FRANCK Preludes, Fugues and Chorales (Nikolai Lugansky)

Record and Artist Details

Genre:

Instrumental

Label: Harmonia Mundi

Media Format: CD or Download

Media Runtime: 66

Mastering:

DDD

Catalogue Number: HMM90 2642

HMM90 2642. FRANCK Preludes, Fugues and Chorales (Nikolai Lugansky)

Tracks:

Composition Artist Credit
Prélude, choral et fugue César Franck, Composer
Nikolai Lugansky, Piano
Prélude, aria et final César Franck, Composer
Nikolai Lugansky, Piano
Prélude, fugue et variation César Franck, Composer
Nikolai Lugansky, Piano
(3) Chorales, Movement: No. 2 in B minor César Franck, Composer
Nikolai Lugansky, Piano

Usually a disc of César Franck’s piano music – especially one that includes the Prelude, Chorale and Fugue – would have me reaching for the tissues. As soon as those cri de coeur chords chime in early in the Prelude, there’s no saving me. But with Lugansky’s disc the main use I would find for the tissue would be to try and remove some of the dust from the matt, lustreless piano sound. The instrument itself is surely largely to blame, and the recording does nothing to supply the missing bloom or warmth. But still, you would think a pianist of Lugansky’s intuition and imagination – as his outstanding recent Debussy disc perfectly demonstrated – would still smuggle in some magic and let some poetry shine through. Not a bit of it. On this occasion he seems never fully engaged temperamentally. Arriving at the Chorale, he sounds completely indifferent to the bell-like thematic top line: hear him alongside Stephen Hough if you are in any doubt. And if you find your mind wandering during Lugansky’s fugue, that’s certainly not your fault; Hough here finds a rainbow of timbres, building each episode towards a monumental cathedral of sound.
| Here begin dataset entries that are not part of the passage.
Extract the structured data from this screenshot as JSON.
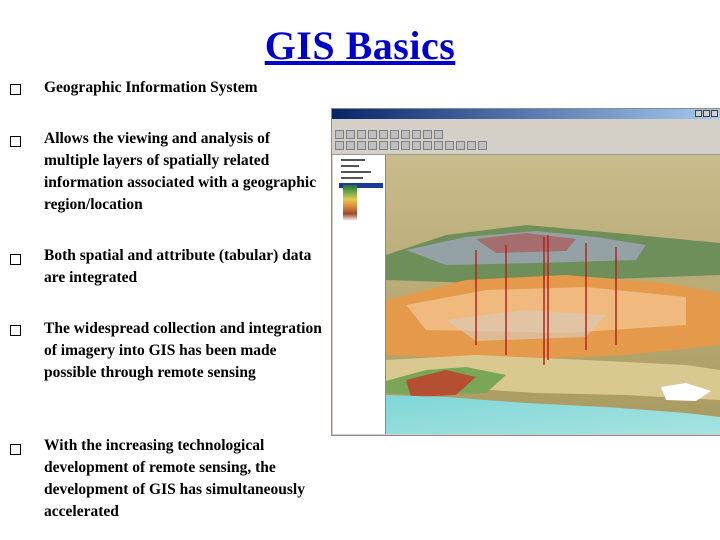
{
  "slide": {
    "title": "GIS Basics",
    "bullets": [
      "Geographic Information System",
      "Allows the viewing and analysis of multiple layers of spatially related information associated with a geographic region/location",
      "Both spatial and attribute (tabular) data are integrated",
      "The widespread collection and integration of imagery into GIS has been made possible through remote sensing",
      "With the increasing technological development of remote sensing, the development of GIS has simultaneously accelerated"
    ]
  },
  "colors": {
    "title": "#0000cc",
    "text": "#000000",
    "background": "#ffffff"
  },
  "icons": {
    "bullet": "hollow-square-icon"
  },
  "screenshot": {
    "description_icon": "gis-3d-terrain-screenshot"
  }
}
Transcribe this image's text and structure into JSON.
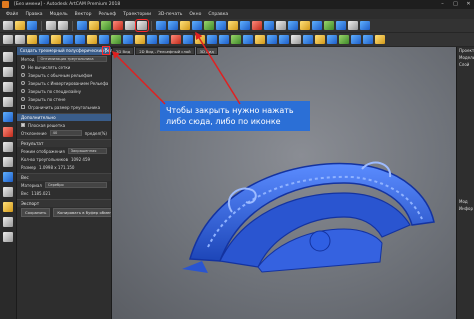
{
  "window": {
    "title": "[Без имени] - Autodesk ArtCAM Premium 2018"
  },
  "window_controls": {
    "minimize": "–",
    "maximize": "□",
    "close": "✕"
  },
  "menu": [
    "Файл",
    "Правка",
    "Модель",
    "Вектор",
    "Рельеф",
    "Траектории",
    "3D-печать",
    "Окно",
    "Справка"
  ],
  "left_panel": {
    "header": "Создать трехмерный полусферический рельеф.",
    "close_label": "✕",
    "mode_label": "Метод",
    "mode_value": "Оптимизация треугольника",
    "options": [
      "Не вычислять сетки",
      "Закрыть с обычным рельефом",
      "Закрыть с Инвертированием Рельефа",
      "Закрыть по спецдизайну",
      "Закрыть по стене"
    ],
    "limit_check": "Ограничить размер треугольника",
    "section_additional": "Дополнительно",
    "checkbox_flat": "Плоская решетка",
    "tolerance_label": "Отклонение",
    "tolerance_value": "40",
    "angle_label": "предел(%)",
    "section_result": "Результат",
    "model_mode_label": "Режим отображения",
    "model_mode_value": "Закрашенная",
    "tris_label": "Кол-во треугольников",
    "tris_value": "1092 459",
    "size_label": "Размер",
    "size_value": "1.0998 x 171.150",
    "section_weight": "Вес",
    "material_label": "Материал",
    "material_value": "Серебро",
    "weight_label": "Вес",
    "weight_value": "1185.021",
    "section_export": "Экспорт",
    "save_button": "Сохранить",
    "copy_button": "Копировать в буфер обмена"
  },
  "viewport": {
    "tabs": [
      "2D Вид",
      "2D Вид - Рельефный слой",
      "3D Вид"
    ],
    "callout_text": "Чтобы закрыть нужно нажать либо сюда, либо по иконке"
  },
  "right_panel": {
    "lines": [
      "Проект",
      "Модель",
      "Слой",
      "Мод",
      "Инфор"
    ]
  },
  "colors": {
    "accent": "#2b6fd6",
    "arrow": "#e02020",
    "relief": "#2f66e0"
  }
}
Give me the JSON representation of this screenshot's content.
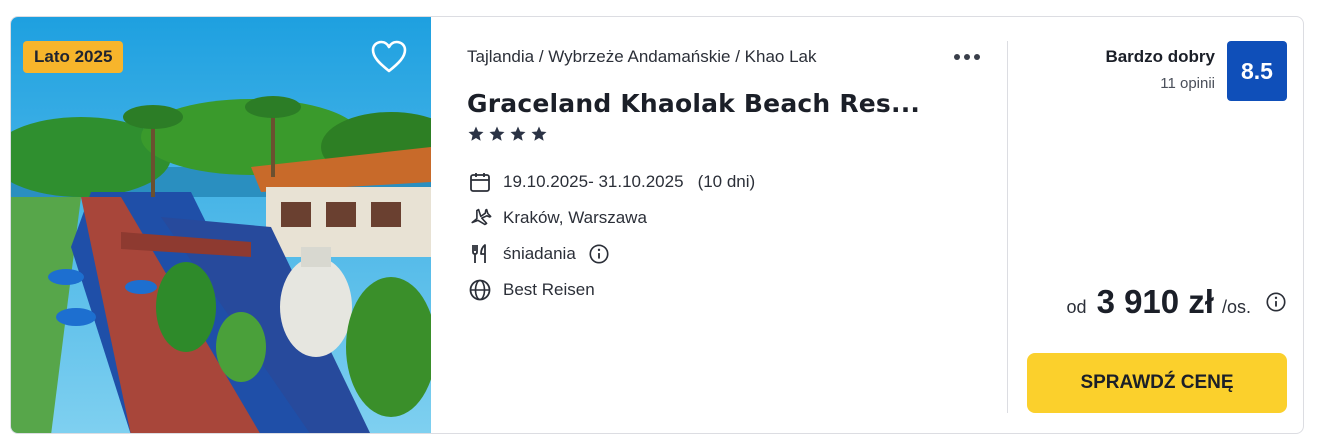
{
  "offer": {
    "season_badge": "Lato 2025",
    "breadcrumb": "Tajlandia / Wybrzeże Andamańskie / Khao Lak",
    "hotel_name": "Graceland Khaolak Beach Res...",
    "stars": 4,
    "dates": "19.10.2025- 31.10.2025",
    "duration": "(10 dni)",
    "departure": "Kraków, Warszawa",
    "board": "śniadania",
    "operator": "Best Reisen",
    "rating_label": "Bardzo dobry",
    "reviews": "11 opinii",
    "score": "8.5",
    "price_prefix": "od",
    "price": "3 910 zł",
    "price_suffix": "/os.",
    "cta_label": "SPRAWDŹ CENĘ"
  },
  "colors": {
    "badge": "#f7b52b",
    "score_bg": "#0f4fb9",
    "cta_bg": "#fbd02c"
  },
  "icons": [
    "heart-icon",
    "more-dots-icon",
    "star-icon",
    "calendar-icon",
    "plane-icon",
    "cutlery-icon",
    "info-icon",
    "globe-icon"
  ]
}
Is it, I wonder, that Lugansky was fearful of self-indulgence, to the point where he merely sounds self-denying? With the Prelude, Aria and Finale the impression given is of a fine pianist reading from the score, not having reached the stage of any inner vision for the piece, while the best that can be said of the Prelude, Fugue and Variation (in Harold Bauer’s transcription of the organ original) is that it resists sentimentality. Nor does Lugansky’s own transcription of the second organ Chorale do much to justify the change of medium. A serious disappointment all round, I fear.